Recent undervalued companies based on their current market price include Jiahua Stores Holdings and Ka Shui International Holdings. Investors can benefit from buying these companies while they are discounted, because they gain when the market prices move towards the stocks’ true values. Below is a list of stocks I’ve compiled that are deemed undervalued based on the latest financial data.
Jiahua Stores Holdings Limited (SEHK:602)
Jiahua Stores Holdings Limited, an investment holding company, operates and manages retail stores and other related businesses in the People’s Republic of China. Started in 1995, and currently run by Xiao Xiong Zhuang, the company employs 1,360 people and with the company’s market cap sitting at HKD HK$425.38M, it falls under the small-cap stocks category.
602’s stock is now trading at -41% less than its intrinsic value of ¥0.69, at a price of ¥0.41, based on its expected future cash flows. This price and value mismatch indicates a potential opportunity to buy the stock at a low price. In terms of relative valuation, 602’s PE ratio is currently around 8.7x compared to its consumer retailing peer level of 17.1x, meaning that relative to its peers, 602’s shares can be purchased for a lower price. 602 is also robust in terms of financial health, as current assets can cover liabilities in the near term and over the long run. 602 also has no debt on its balance sheet, which gives it headroom to grow and financial flexibility.

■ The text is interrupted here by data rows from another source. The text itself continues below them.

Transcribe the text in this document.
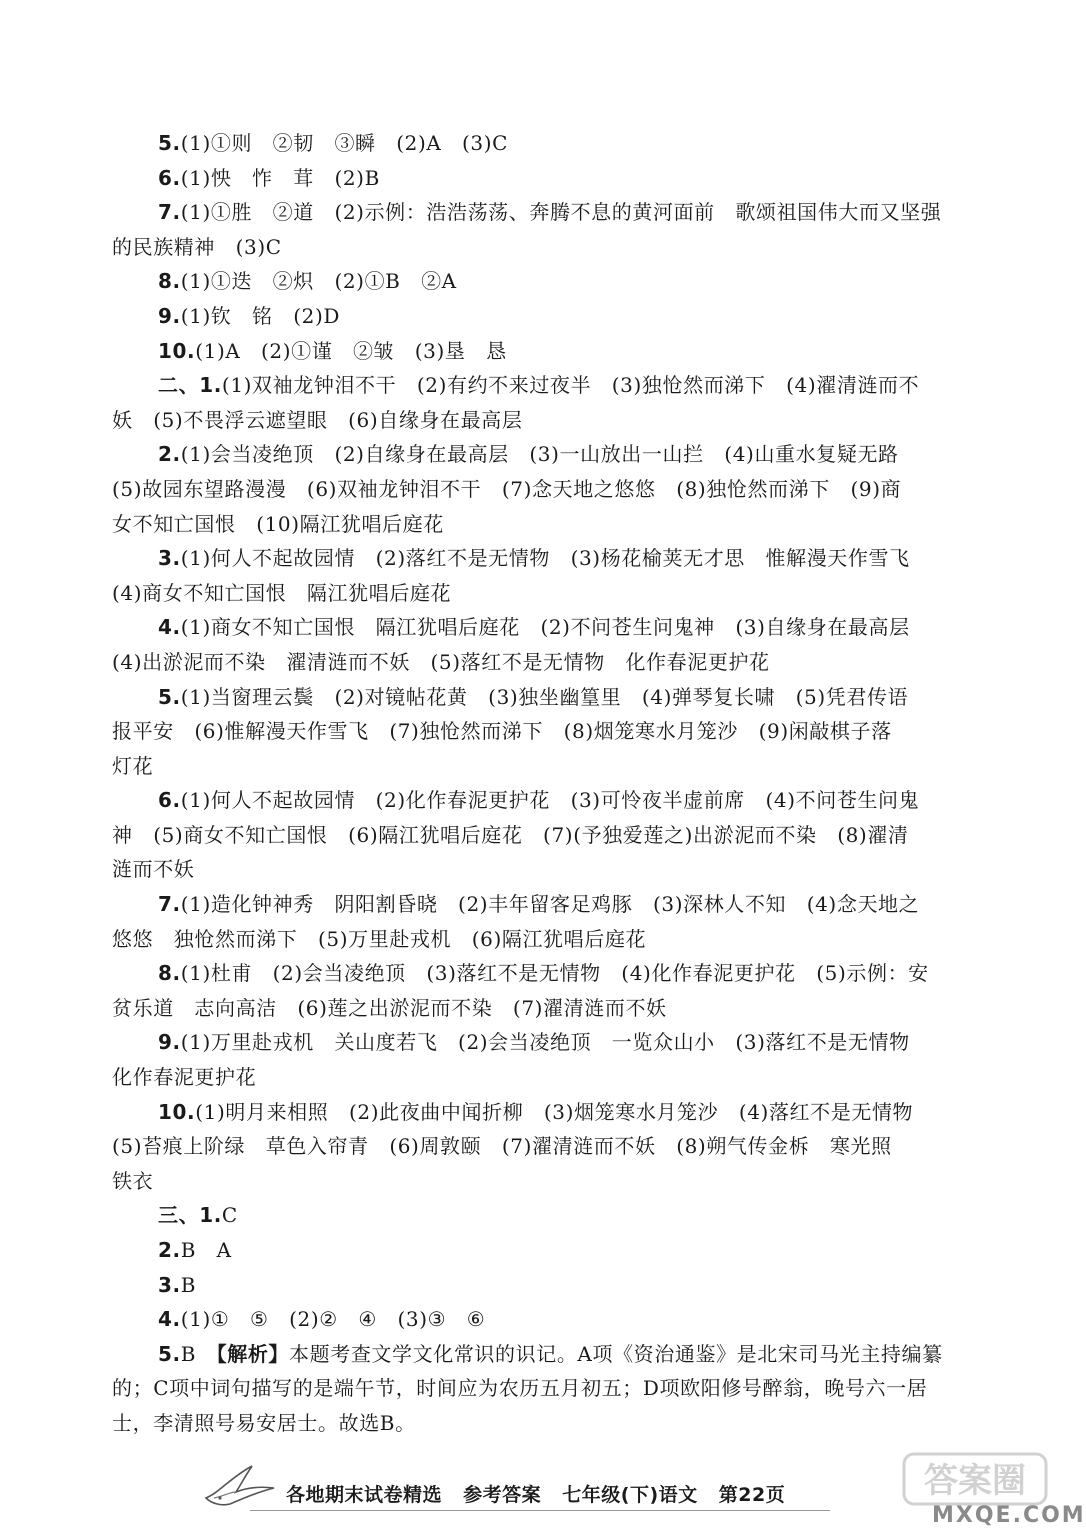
5.(1)①则　②韧　③瞬　(2)A　(3)C
6.(1)怏　怍　茸　(2)B
7.(1)①胜　②道　(2)示例：浩浩荡荡、奔腾不息的黄河面前　歌颂祖国伟大而又坚强
的民族精神　(3)C
8.(1)①迭　②炽　(2)①B　②A
9.(1)钦　铭　(2)D
10.(1)A　(2)①谨　②皱　(3)垦　恳
二、1.(1)双袖龙钟泪不干　(2)有约不来过夜半　(3)独怆然而涕下　(4)濯清涟而不
妖　(5)不畏浮云遮望眼　(6)自缘身在最高层
2.(1)会当凌绝顶　(2)自缘身在最高层　(3)一山放出一山拦　(4)山重水复疑无路
(5)故园东望路漫漫　(6)双袖龙钟泪不干　(7)念天地之悠悠　(8)独怆然而涕下　(9)商
女不知亡国恨　(10)隔江犹唱后庭花
3.(1)何人不起故园情　(2)落红不是无情物　(3)杨花榆荚无才思　惟解漫天作雪飞
(4)商女不知亡国恨　隔江犹唱后庭花
4.(1)商女不知亡国恨　隔江犹唱后庭花　(2)不问苍生问鬼神　(3)自缘身在最高层
(4)出淤泥而不染　濯清涟而不妖　(5)落红不是无情物　化作春泥更护花
5.(1)当窗理云鬓　(2)对镜帖花黄　(3)独坐幽篁里　(4)弹琴复长啸　(5)凭君传语
报平安　(6)惟解漫天作雪飞　(7)独怆然而涕下　(8)烟笼寒水月笼沙　(9)闲敲棋子落
灯花
6.(1)何人不起故园情　(2)化作春泥更护花　(3)可怜夜半虚前席　(4)不问苍生问鬼
神　(5)商女不知亡国恨　(6)隔江犹唱后庭花　(7)(予独爱莲之)出淤泥而不染　(8)濯清
涟而不妖
7.(1)造化钟神秀　阴阳割昏晓　(2)丰年留客足鸡豚　(3)深林人不知　(4)念天地之
悠悠　独怆然而涕下　(5)万里赴戎机　(6)隔江犹唱后庭花
8.(1)杜甫　(2)会当凌绝顶　(3)落红不是无情物　(4)化作春泥更护花　(5)示例：安
贫乐道　志向高洁　(6)莲之出淤泥而不染　(7)濯清涟而不妖
9.(1)万里赴戎机　关山度若飞　(2)会当凌绝顶　一览众山小　(3)落红不是无情物
化作春泥更护花
10.(1)明月来相照　(2)此夜曲中闻折柳　(3)烟笼寒水月笼沙　(4)落红不是无情物
(5)苔痕上阶绿　草色入帘青　(6)周敦颐　(7)濯清涟而不妖　(8)朔气传金柝　寒光照
铁衣
三、1.C
2.B　A
3.B
4.(1)①　⑤　(2)②　④　(3)③　⑥
5.B　【解析】本题考查文学文化常识的识记。A项《资治通鉴》是北宋司马光主持编纂
的；C项中词句描写的是端午节，时间应为农历五月初五；D项欧阳修号醉翁，晚号六一居
士，李清照号易安居士。故选B。
各地期末试卷精选 参考答案 七年级(下)语文 第22页	答案圈
MXQE.COM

Ka Shui International Holdings Limited (SEHK:822)
Ka Shui International Holdings Limited, an investment holding company, primarily manufactures and sells zinc, magnesium, and aluminium alloy die casting products and components. Formed in 1980, and run by CEO Cheong Yiu Wong, the company provides employment to 5,800 people and with the company’s market capitalisation at HKD HK$509.44M, we can put it in the small-cap stocks category.
822’s stock is currently hovering at around -65% lower than its value of $1.65, at a price tag of $0.57, based on my discounted cash flow model. This difference in price and value gives us a chance to buy low. What’s even more appeal is that 822’s PE ratio is trading at 6.5x against its its machinery peer level of 15.5x, suggesting that relative to its competitors, 822 can be bought at a cheaper price right now. 822 is also strong financially, as near-term assets sufficiently cover liabilities in the near future as well as in the long run.

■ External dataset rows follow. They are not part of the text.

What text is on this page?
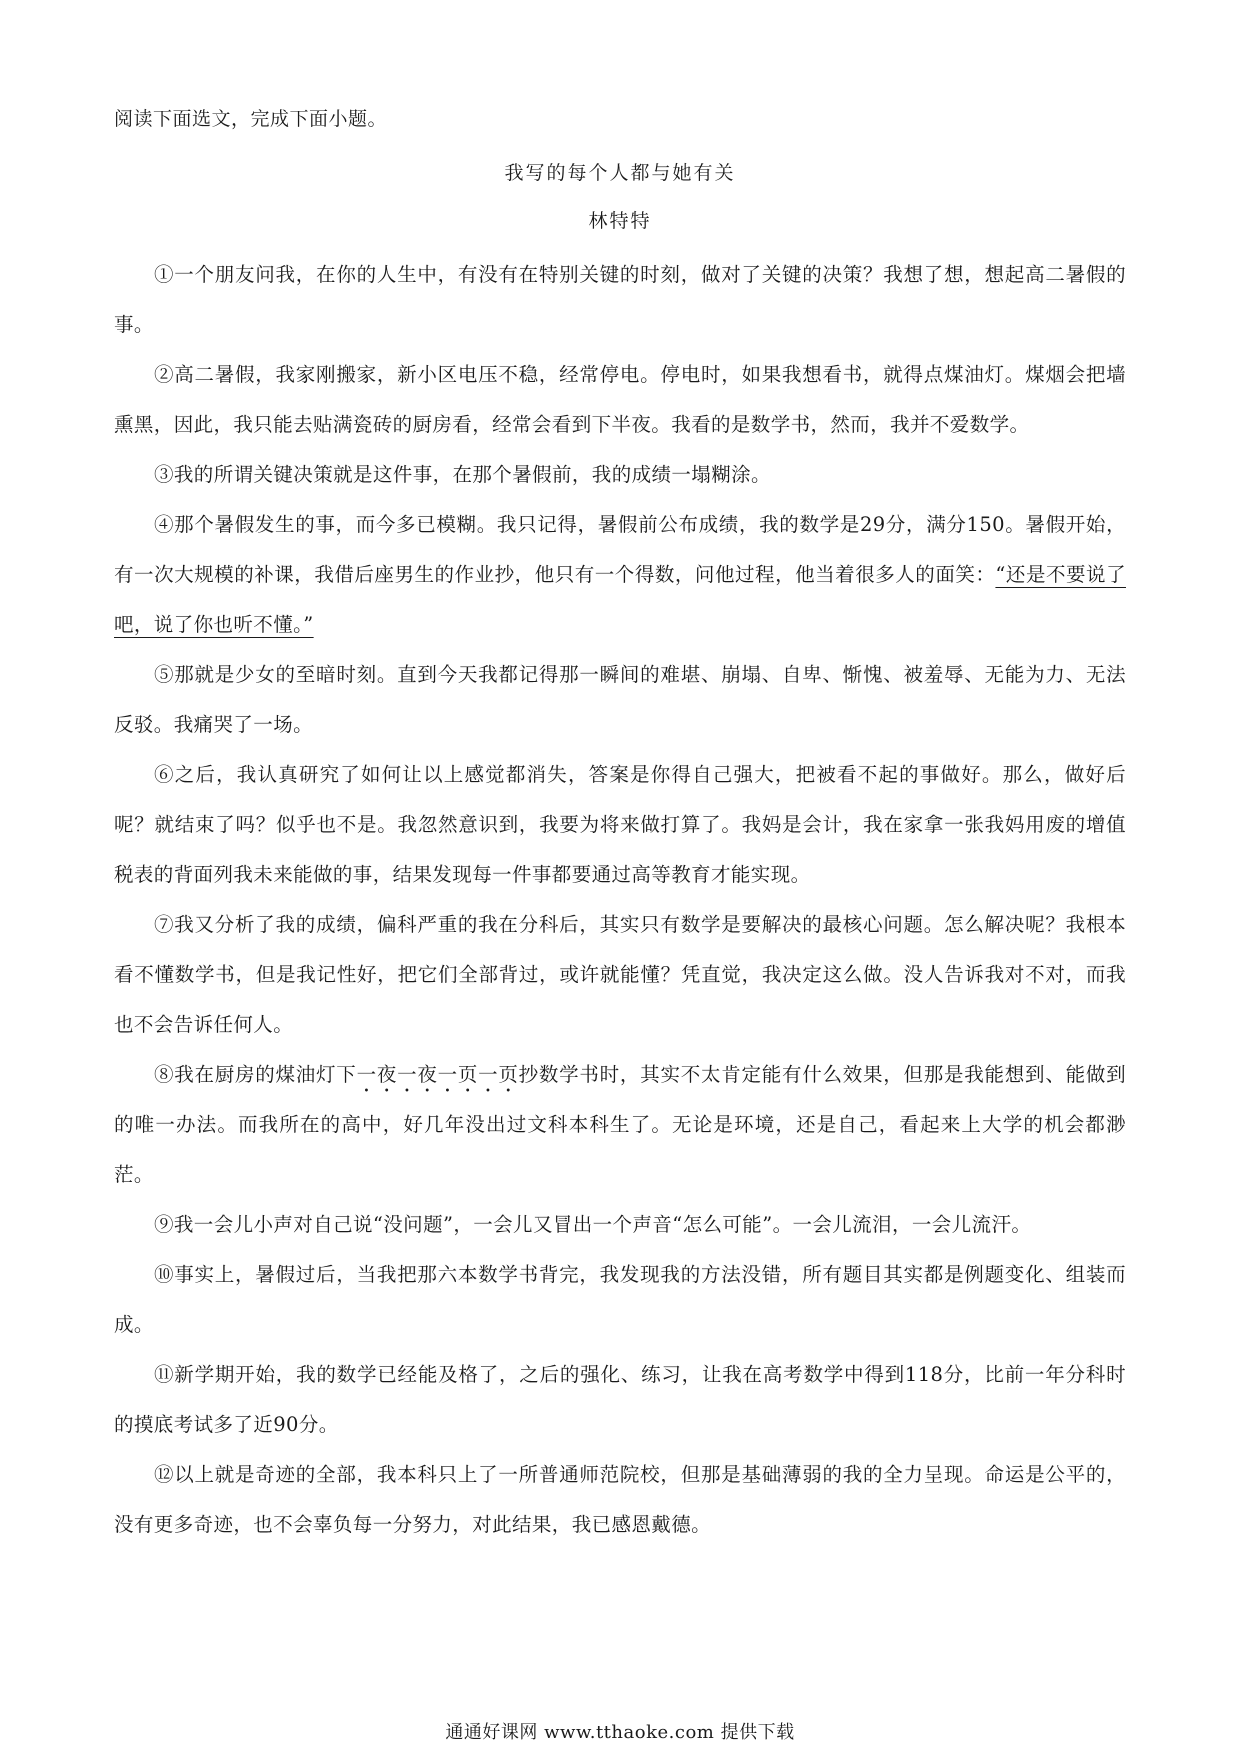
阅读下面选文，完成下面小题。
我写的每个人都与她有关
林特特

①一个朋友问我，在你的人生中，有没有在特别关键的时刻，做对了关键的决策？我想了想，想起高二暑假的事。

②高二暑假，我家刚搬家，新小区电压不稳，经常停电。停电时，如果我想看书，就得点煤油灯。煤烟会把墙熏黑，因此，我只能去贴满瓷砖的厨房看，经常会看到下半夜。我看的是数学书，然而，我并不爱数学。

③我的所谓关键决策就是这件事，在那个暑假前，我的成绩一塌糊涂。

④那个暑假发生的事，而今多已模糊。我只记得，暑假前公布成绩，我的数学是29分，满分150。暑假开始，有一次大规模的补课，我借后座男生的作业抄，他只有一个得数，问他过程，他当着很多人的面笑：“还是不要说了吧，说了你也听不懂。”

⑤那就是少女的至暗时刻。直到今天我都记得那一瞬间的难堪、崩塌、自卑、惭愧、被羞辱、无能为力、无法反驳。我痛哭了一场。

⑥之后，我认真研究了如何让以上感觉都消失，答案是你得自己强大，把被看不起的事做好。那么，做好后呢？就结束了吗？似乎也不是。我忽然意识到，我要为将来做打算了。我妈是会计，我在家拿一张我妈用废的增值税表的背面列我未来能做的事，结果发现每一件事都要通过高等教育才能实现。

⑦我又分析了我的成绩，偏科严重的我在分科后，其实只有数学是要解决的最核心问题。怎么解决呢？我根本看不懂数学书，但是我记性好，把它们全部背过，或许就能懂？凭直觉，我决定这么做。没人告诉我对不对，而我也不会告诉任何人。

⑧我在厨房的煤油灯下一夜一夜一页一页抄数学书时，其实不太肯定能有什么效果，但那是我能想到、能做到的唯一办法。而我所在的高中，好几年没出过文科本科生了。无论是环境，还是自己，看起来上大学的机会都渺茫。

⑨我一会儿小声对自己说“没问题”，一会儿又冒出一个声音“怎么可能”。一会儿流泪，一会儿流汗。

⑩事实上，暑假过后，当我把那六本数学书背完，我发现我的方法没错，所有题目其实都是例题变化、组装而成。

⑪新学期开始，我的数学已经能及格了，之后的强化、练习，让我在高考数学中得到118分，比前一年分科时的摸底考试多了近90分。

⑫以上就是奇迹的全部，我本科只上了一所普通师范院校，但那是基础薄弱的我的全力呈现。命运是公平的，没有更多奇迹，也不会辜负每一分努力，对此结果，我已感恩戴德。

通通好课网 www.tthaoke.com 提供下载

China Starch Holdings Limited (SEHK:3838)
China Starch Holdings Limited, an investment holding company, manufactures and sells cornstarch, lysine, starch-based sweetener, modified starch, and ancillary corn-based and corn-refined products. Formed in 2006, and currently lead by Shijun Gao, the company size now stands at 2,161 people and with the market cap of HKD HK$1.86B, it falls under the small-cap group.